Docs

Decide Between Alternatives With Prototype A/B Tests

You've got two or more versions of a prototype, and you need to test how people react to each.

Producing multiple versions of a prototype is a cornerstone of any design process. Your job is to generate ideas and see which one sticks. But getting to the final version can be hard when there is disagreement among the team. Maybe there's not a clear way to tell the difference between the versions yourself. Perhaps the client has asked for something more empirical. A lot is riding on your decision. More inputs shouldn't be a blocker.

Traditionally testing multiple prototype versions has been handled in two somewhat less-than-optimal ways.

  1. Build out the alternatives and do a formal A/B test using any number of A/B testing platforms.
  2. Do a basic usability test where you ask the user to compare the alternatives and pick one that they like.

The first approach is fine if you have developers to build out your versions and don't mind using real customers as test subjects.

The second approach, usability tests, is good if you can rely on your testers to see the differences in the alternatives. Seems easy, but often is not. The things you care about, the things that are different, and which you know as a designer matter, are likely to go unnoticed, consciously at least, by test participants. No matter how careful you are in presenting the alternatives, your results can end up a muddled mess.

There is an easier way

A SoundingBox experience2 prototype A/B test solves these problems by creating a workflow for measuring and comparing the differences between prototype versions. It uses some of the principles from both usability testing and A/B testing. User test participants provide the feedback on your prototype versions, so you're not having to build things out and test with actual customers on a live site. Group A interacts with version A, and group B interacts with version B. Each participant group can be comprised of the same mix of people (the same demographic mix), and each group is asked the same questions about their preferences after interacting with the prototype.

At the end of the day your prototype A/B test lets you say people preferred version A over B n% of the time. Of course, you can also determine the extent to which people felt successful and were successful using each version—all without leaving the comfort, and low cost, of your prototyping tool. Participants aren't asked to detect differences between the designs on their own. Instead, the numbers tell the story. And qualitative data help flesh it out. You can go back to clients and team members and present empirical results, arguing persuasively for one version over the other.

Creating your first prototype A/B test

Create an account if you haven't already. Create a new study and select experience2 as your test type. Experience2 tests are like other SoundingBox studies in that they are comprised of tasks (things we ask people to do) and questions (things we ask people about how they felt doing their activity).

Setting up your groups

Partitioning your responses into groups happens when you set up your tasks. Tasks in an experience2 test have additional properties which allow for you enter multiple group URLs per task. On the backend, we take care of the rest. If you're asking screening questions, and choose to get an even mix of participants, the same combination of participants will interact with each prototype URL, giving you that apples-to-apples comparison that you need.
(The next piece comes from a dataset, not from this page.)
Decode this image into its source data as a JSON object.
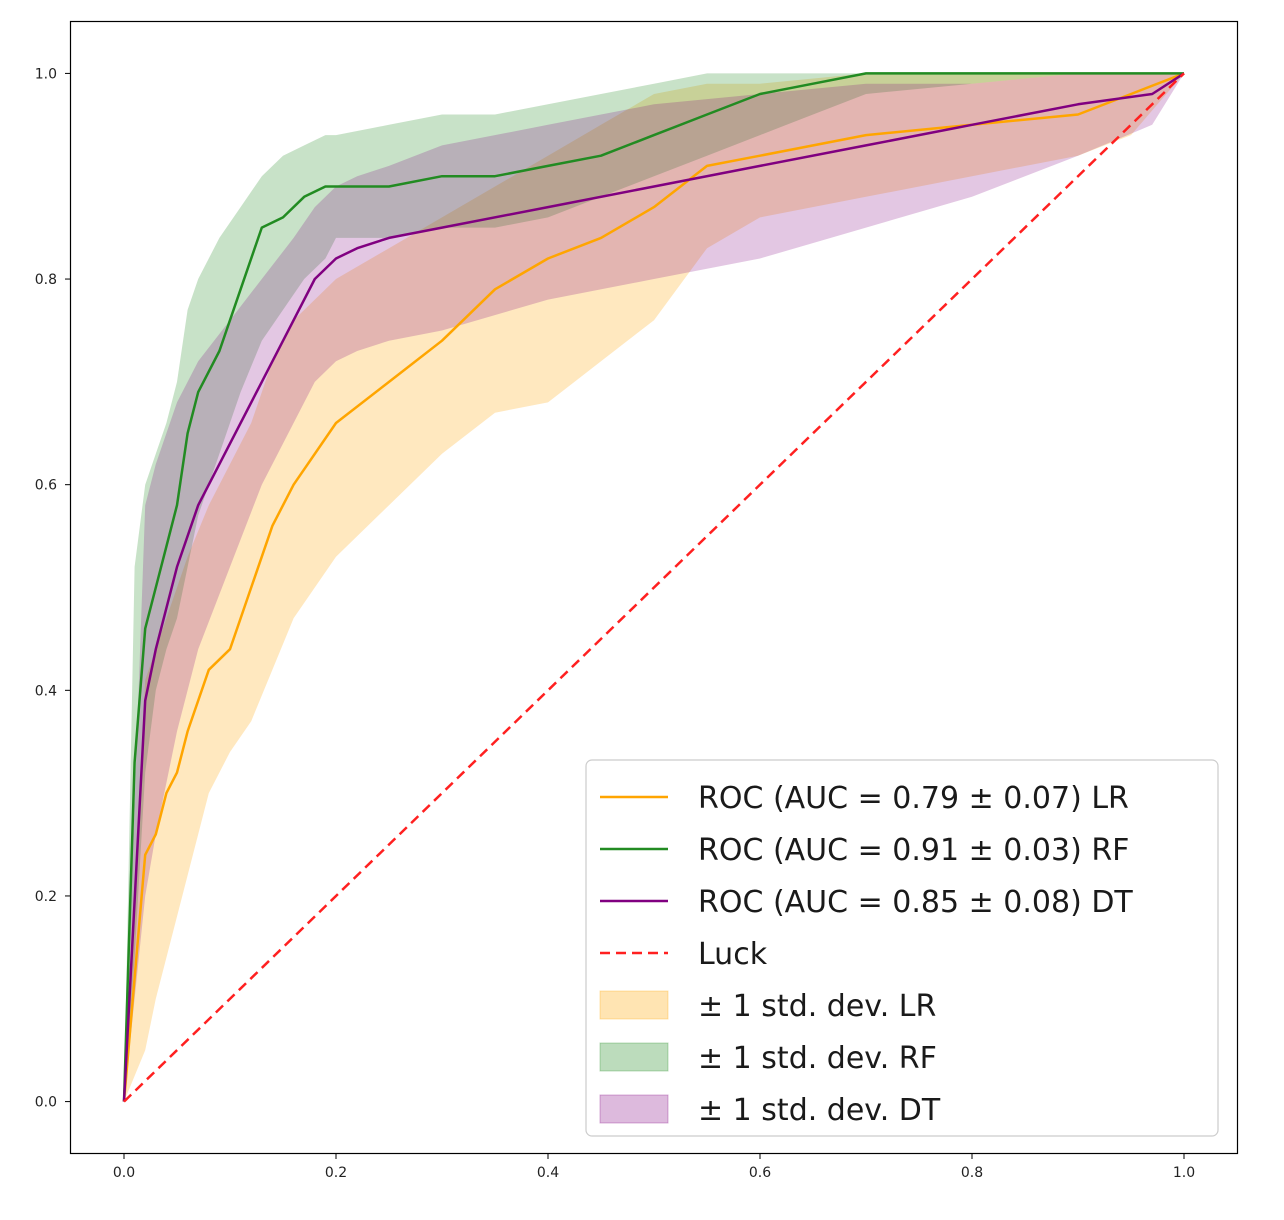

Read more about designing your study.

A note on sample size

Since experience2 tests involve asking people about their opinion about an experience (how they felt), having an adequate sample size can be vital to making claims about your data. That said, you can remain agile and not break the bank with around 30 participants per group. If you want greater certainty about your results, you're welcome to go higher, and many customers do.

Read more about screening participants.

Analyzing your results

Once your results are in, click on Analyze and load up your study by clicking on the study tile. You'll notice right off that we load your prototype versions to the right of your study, and clicking on the prototype tile loads more tiles, each of which summarizes the questions you've asked. At a glance you can see which prototype "won" by looking at the Overall tile and toggling between your versions.

Next try clicking on the Comparison tab. Here you'll see a chart showing the same summary data for each prototype version, with one dot for each version. If you've iterated and have prior A/B tests you'd like to compare, load them and you'll see them in this view alongside your current study, letting you see how much things have changed between iterations.

Read more about our analysis dashboard.

Getting to the "why"

All of this is just a starting point. You can see which version won the face-off, but you still need to come up with some reasons why it won so you can tell the story to your colleagues or your client. That's where the open-ended responses and the replays come in. Often participants will give you clues about their feelings by telling you about them in the open-ended (free text) responses you've asked them to provide. You can find other clues by replaying their interactions. Did they encounter usability problems, or react adversely in verbal comments as they interacted?

You'll find replays in the Replay tab, and you'll find open-ended text responses in the Grid view. Remember clicking on any tile or data point in the dashboard will sort replays by that measure, making it easy to prioritize which responses to watch first.